Wednesday, 2 May 2018

AWS warns Signal to not utilize their server to beat censors

Domain Fronting


It was Google who began lowering the boom on “domain fronting”, and now Amazon has followed the same example. Various organizations like Signal have utilized domain fronting to get government censorship.

According to Amazon Web Services, Domain Fronting is whenever a TLS/SSL connection has been made by a non-standard client with a specific name, but at the same time, an HTTPS request has also been made with respect to an unrelated name.

For example, when a TLS connection connects to www.abc.com, it also issues an additional request to www.abc.org. So at this scenario, the Signal is being blocked by government laws, but domain fronting makes the traffic appear and emerges in a much legitimate place.
The main idea behind domain fronting was that on blocking a particular site, the rest of the internet also needed to be blocked. But, this wasn’t considered as a viable option by most internet users, explains Signal founder Moxie Marlinspike.

Signal was the first targeted company complying with the policy forbidding Domain Fronting, announced by AWS and Marlinspike has now taken time to explain this concept. He has also said that Amazon is threatening to kick Signal off AWS.

AWS is not on board with Domain Fronting as it accompanies a security risk due to its domain-impersonation techniques which can also bring a number of harmful uses.

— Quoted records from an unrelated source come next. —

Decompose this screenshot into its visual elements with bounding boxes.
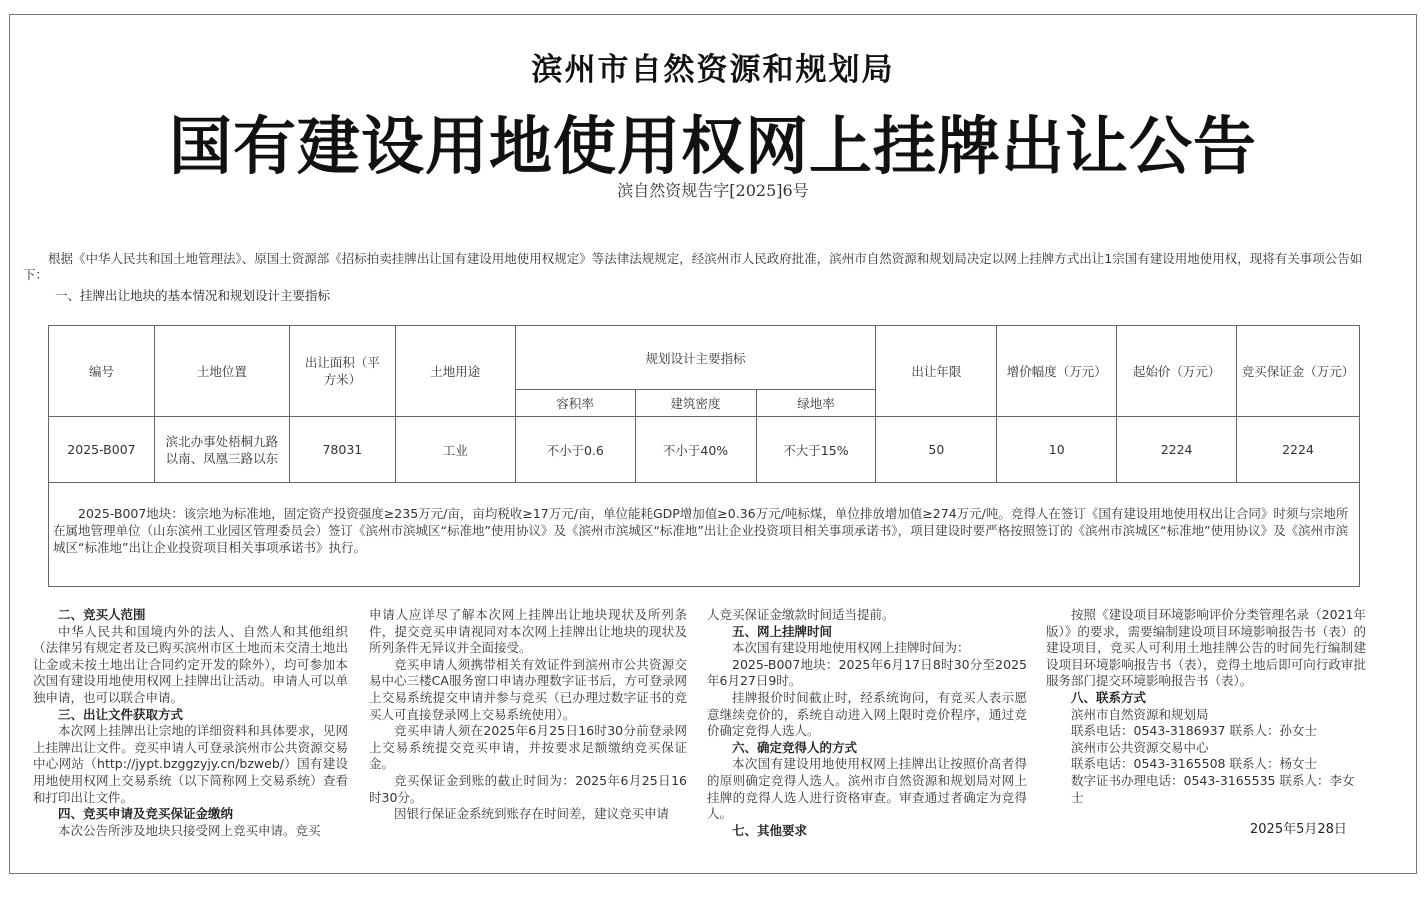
cell-deposit: 2224: [1237, 417, 1360, 483]
column-2: [369, 607, 687, 823]
cell-use: 工业: [395, 417, 515, 483]
section-4-heading: 四、竞买申请及竞买保证金缴纳: [58, 806, 234, 822]
table-row: [49, 417, 1360, 483]
contact-org-2: 滨州市公共资源交易中心: [1071, 739, 1209, 755]
section-3-heading: 三、出让文件获取方式: [58, 706, 184, 722]
cell-location: [154, 417, 289, 483]
section-4-advice-text: 因银行保证金系统到账存在时间差，建议竞买申请: [394, 806, 670, 822]
contact-org-1: 滨州市自然资源和规划局: [1071, 706, 1209, 722]
contact-phone-2: 联系电话：0543-3165508 联系人：杨女士: [1071, 756, 1317, 772]
cell-term: 50: [876, 417, 997, 483]
column-4: [1046, 607, 1366, 806]
notice-title: 国有建设用地使用权网上挂牌出让公告: [169, 110, 1257, 183]
header-location: 土地位置: [154, 326, 289, 417]
land-parcel-table: [48, 325, 1360, 587]
contact-cert-phone: 数字证书办理电话：0543-3165535 联系人：李女士: [1071, 772, 1355, 805]
section-6-heading: 六、确定竞得人的方式: [732, 739, 858, 755]
cell-far: 不小于0.6: [515, 417, 635, 483]
header-use: 土地用途: [395, 326, 515, 417]
section-5-heading: 五、网上挂牌时间: [732, 623, 833, 639]
header-density: 建筑密度: [635, 390, 756, 417]
header-term: 出让年限: [876, 326, 997, 417]
header-far: 容积率: [515, 390, 635, 417]
document-number: 滨自然资规告字[2025]6号: [617, 181, 809, 200]
contact-phone-1: 联系电话：0543-3186937 联系人：孙女士: [1071, 723, 1317, 739]
header-deposit: 竞买保证金（万元）: [1237, 326, 1360, 417]
header-area: [289, 326, 395, 417]
section-7-text: 按照《建设项目环境影响评价分类管理名录（2021年版）》的要求，需要编制建设项目环境影响报告书（表）的建设项目，竞买人可利用土地挂牌公告的时间先行编制建设项目环境影响报告书（表），竞得土地后即可向行政审批服务部门提交环境影响报告书（表）。: [1046, 607, 1366, 689]
issuing-organization: 滨州市自然资源和规划局: [531, 52, 895, 88]
cell-green: 不大于15%: [756, 417, 876, 483]
section-1-heading: 一、挂牌出让地块的基本情况和规划设计主要指标: [55, 288, 331, 303]
section-5-text: 挂牌报价时间截止时，经系统询问，有竞买人表示愿意继续竞价的，系统自动进入网上限时竞价程序，通过竞价确定竞得人选人。: [707, 689, 1027, 739]
section-6-text: 本次国有建设用地使用权网上挂牌出让按照价高者得的原则确定竞得人选人。滨州市自然资源和规划局对网上挂牌的竞得人选人进行资格审查。审查通过者确定为竞得人。: [707, 756, 1027, 822]
section-2-text: 中华人民共和国境内外的法人、自然人和其他组织（法律另有规定者及已购买滨州市区土地而未交清土地出让金或未按土地出让合同约定开发的除外），均可参加本次国有建设用地使用权网上挂牌出让活动。申请人可以单独申请，也可以联合申请。: [33, 623, 348, 705]
cell-id: 2025-B007: [49, 417, 155, 483]
section-2-heading: 二、竞买人范围: [58, 607, 146, 622]
header-plan: 规划设计主要指标: [515, 326, 876, 390]
section-8-heading: 八、联系方式: [1071, 689, 1147, 705]
cell-area: 78031: [289, 417, 395, 483]
header-green: 绿地率: [756, 390, 876, 417]
section-4-text: 本次公告所涉及地块只接受网上竞买申请。竞买: [58, 822, 321, 838]
cell-increment: 10: [997, 417, 1117, 483]
section-4-deadline-text: 竞买申请人须在2025年6月25日16时30分前登录网上交易系统提交竞买申请，并按要求足额缴纳竞买保证金。: [369, 723, 687, 772]
column-3: [707, 607, 1027, 839]
header-area-text: 出让面积（平方米）: [304, 355, 380, 387]
header-increment: 增价幅度（万元）: [997, 326, 1117, 417]
cell-density: 不小于40%: [635, 417, 756, 483]
section-5-time: 2025-B007地块：2025年6月17日8时30分至2025年6月27日9时。: [707, 656, 1027, 689]
intro-paragraph: 根据《中华人民共和国土地管理法》、原国土资源部《招标拍卖挂牌出让国有建设用地使用权规定》等法律法规规定，经滨州市人民政府批准，滨州市自然资源和规划局决定以网上挂牌方式出让1宗国有建设用地使用权，现将有关事项公告如下：: [23, 251, 1363, 282]
section-4-cont-text: 申请人应详尽了解本次网上挂牌出让地块现状及所列条件，提交竞买申请视同对本次网上挂牌出让地块的现状及所列条件无异议并全面接受。: [369, 607, 687, 656]
column-1: [33, 607, 348, 839]
cell-start-price: 2224: [1117, 417, 1237, 483]
notice-date: 2025年5月28日: [1250, 822, 1347, 837]
header-start-price: 起始价（万元）: [1117, 326, 1237, 417]
section-5-intro: 本次国有建设用地使用权网上挂牌时间为：: [732, 640, 970, 656]
section-4-deposit-deadline: 竞买保证金到账的截止时间为：2025年6月25日16时30分。: [369, 772, 687, 805]
section-4-end-text: 人竞买保证金缴款时间适当提前。: [707, 607, 895, 622]
table-note: 2025-B007地块：该宗地为标准地，固定资产投资强度≥235万元/亩，亩均税收≥17万元/亩，单位能耗GDP增加值≥0.36万元/吨标煤，单位排放增加值≥274万元/吨。竞得人在签订《国有建设用地使用权出让合同》时须与宗地所在属地管理单位（山东滨州工业园区管理委员会）签订《滨州市滨城区“标准地”使用协议》及《滨州市滨城区“标准地”出让企业投资项目相关事项承诺书》，项目建设时要严格按照签订的《滨州市滨城区“标准地”使用协议》及《滨州市滨城区“标准地”出让企业投资项目相关事项承诺书》执行。: [49, 483, 1360, 587]
section-7-heading: 七、其他要求: [732, 822, 808, 838]
section-3-text: 本次网上挂牌出让宗地的详细资料和具体要求，见网上挂牌出让文件。竞买申请人可登录滨州市公共资源交易中心网站（http://jypt.bzggzyjy.cn/bzweb/）国有建设用地使用权网上交易系统（以下简称网上交易系统）查看和打印出让文件。: [33, 723, 348, 805]
header-id: 编号: [49, 326, 155, 417]
section-4-ca-text: 竞买申请人须携带相关有效证件到滨州市公共资源交易中心三楼CA服务窗口申请办理数字证书后，方可登录网上交易系统提交申请并参与竞买（已办理过数字证书的竞买人可直接登录网上交易系统使用）。: [369, 656, 687, 722]
cell-location-text: 滨北办事处梧桐九路以南、凤凰三路以东: [165, 433, 279, 466]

Souk.com is a domain, owned by AWS and is primarily utilized for geographies in various countries including the United Arab Emirates, Saudi Arabia, Egypt, and Kuwait.

Through this domain, AWS has sent a message to Signal, with respect to using domain fronting. The message from the CloudFront terms of service states that, if Signal wishes to use domain fronting and domain names or SSL certificates adjoined with Amazon CloudFront, the need to either own or have all the required rights associated with it.

Previously, Signal was using the Google App Engine along with its main domain but has since been prohibited to practice it since the month of April. Making this decision made Signal to once again repeat this approach on Amazon.

The recent post of Marlinspike is with respect to the explanation when Signal is trying to make a particular encrypted connection which will be enough for the censor’s beady eye. He says that a TLS handshake will be enough to entirely expose the main target hostname in plaintext, as it has been included in the SNI header. This is also the same case with TLS 1.3, as the sensor is given all that they need.

After AWS made the accusation, Marlinspike had stated that Signal is not trying to impersonate anyone else. He says that even though the interpretation made by Signal isn’t relative and does not matter, they do not believe that their company is violating any of the terms that are described. Signal’s CloudFront distributions aren’t using the SSL certificate of any other domains but their very own. He then adds that when their clients are connecting to CloudFront, they are not misrepresenting the main origin of the incoming traffic.


But Marlinspike didn’t provide an explanation to all the other possible options that now remain for Signal. But, he did warn that a workaround would be possible. It will happen at a slower rate as presently Signal stands with a very small team. But, as of now, the countries that wish to have Signal blocked can do that.